Kemendagri dan KPK tak punya pengalaman dan kompetensi cukup dalam menyusun IKAD. Oleh karena itu, kerja sama keduanya harus diperluas dengan melibatkan lembaga lain. Sebenarnya perguruan tinggi atau lembaga penelitian swasta bisa juga menyusun dan menerbitkan IKAD.
Meskipun demikian, sebaiknya BPS yang menyusun dan menerbitkan IKAD secara berkala dan teratur.
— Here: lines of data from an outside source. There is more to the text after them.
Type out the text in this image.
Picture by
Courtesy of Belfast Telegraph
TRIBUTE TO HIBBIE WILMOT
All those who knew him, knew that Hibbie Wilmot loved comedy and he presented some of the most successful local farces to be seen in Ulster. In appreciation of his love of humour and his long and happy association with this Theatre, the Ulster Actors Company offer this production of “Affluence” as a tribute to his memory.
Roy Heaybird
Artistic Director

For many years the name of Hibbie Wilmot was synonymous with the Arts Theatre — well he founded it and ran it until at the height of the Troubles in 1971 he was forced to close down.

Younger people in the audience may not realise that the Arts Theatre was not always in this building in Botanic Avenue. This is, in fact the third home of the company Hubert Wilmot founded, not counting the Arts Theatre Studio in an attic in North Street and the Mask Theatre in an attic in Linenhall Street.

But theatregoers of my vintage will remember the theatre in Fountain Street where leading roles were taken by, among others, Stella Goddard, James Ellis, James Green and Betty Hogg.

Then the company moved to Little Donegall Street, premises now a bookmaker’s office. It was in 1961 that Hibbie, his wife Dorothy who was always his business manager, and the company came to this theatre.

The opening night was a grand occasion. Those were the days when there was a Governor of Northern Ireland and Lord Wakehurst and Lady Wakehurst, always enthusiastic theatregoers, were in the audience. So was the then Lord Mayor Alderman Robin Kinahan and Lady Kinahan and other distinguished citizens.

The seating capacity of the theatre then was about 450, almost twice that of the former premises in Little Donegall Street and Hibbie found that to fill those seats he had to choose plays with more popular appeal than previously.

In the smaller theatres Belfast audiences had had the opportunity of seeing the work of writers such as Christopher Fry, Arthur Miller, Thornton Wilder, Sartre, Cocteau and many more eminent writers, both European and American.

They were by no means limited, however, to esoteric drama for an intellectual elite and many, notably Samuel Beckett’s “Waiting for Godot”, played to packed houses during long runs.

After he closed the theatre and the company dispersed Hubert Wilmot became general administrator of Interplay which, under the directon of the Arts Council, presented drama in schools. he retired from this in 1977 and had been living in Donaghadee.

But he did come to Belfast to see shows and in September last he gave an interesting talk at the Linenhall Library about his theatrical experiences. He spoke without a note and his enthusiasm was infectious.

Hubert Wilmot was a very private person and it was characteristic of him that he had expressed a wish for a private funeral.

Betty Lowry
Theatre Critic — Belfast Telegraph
BPS lebih berpengalaman, punya SDM cukup, anggaran teratur, dan jaringan kerja luas sehingga bisa menjangkau semua pemda di Tanah Air dan juga lebih bebas dan mandiri.
Sebenarnya perguruan tinggi atau lembaga penelitian swasta bisa juga menyusun dan menerbitkan IKAD. Meskipun demikian, sebaiknya BPS yang menyusun dan menerbitkan IKAD secara berkala dan teratur.
Tanpa harus mengganggu kebebasan dan kemandiriannya, BPS bisa bekerja sama dengan lembaga donor atau lembaga pembangunan internasional, seperti IBP, misalnya, untuk mengembangkan indeks ini.
Dengan IKAD ini, kita bisa mengetahui pasang surut transparansi APBD sepanjang waktu, perbandingan transparansi APBD antar-pemda, dan peringkat transparansi APBD antar-pemda sepanjang waktu.
Kalau mau, informasi ini bisa menjadi dasar Kemendagri memberikan penghargaan kepada pemda yang sukses dan terbaik dalam mengelola APBD. Hanya pemda dengan skor dan peringkat IKAD tertinggi yang berhak mendapatkan penghargaan, bukan yang paling tinggi daya serap APBD-nya.
(Dedi Haryadi,Staf Ahli pada Sekretariat Nasional Pencegahan Korupsi)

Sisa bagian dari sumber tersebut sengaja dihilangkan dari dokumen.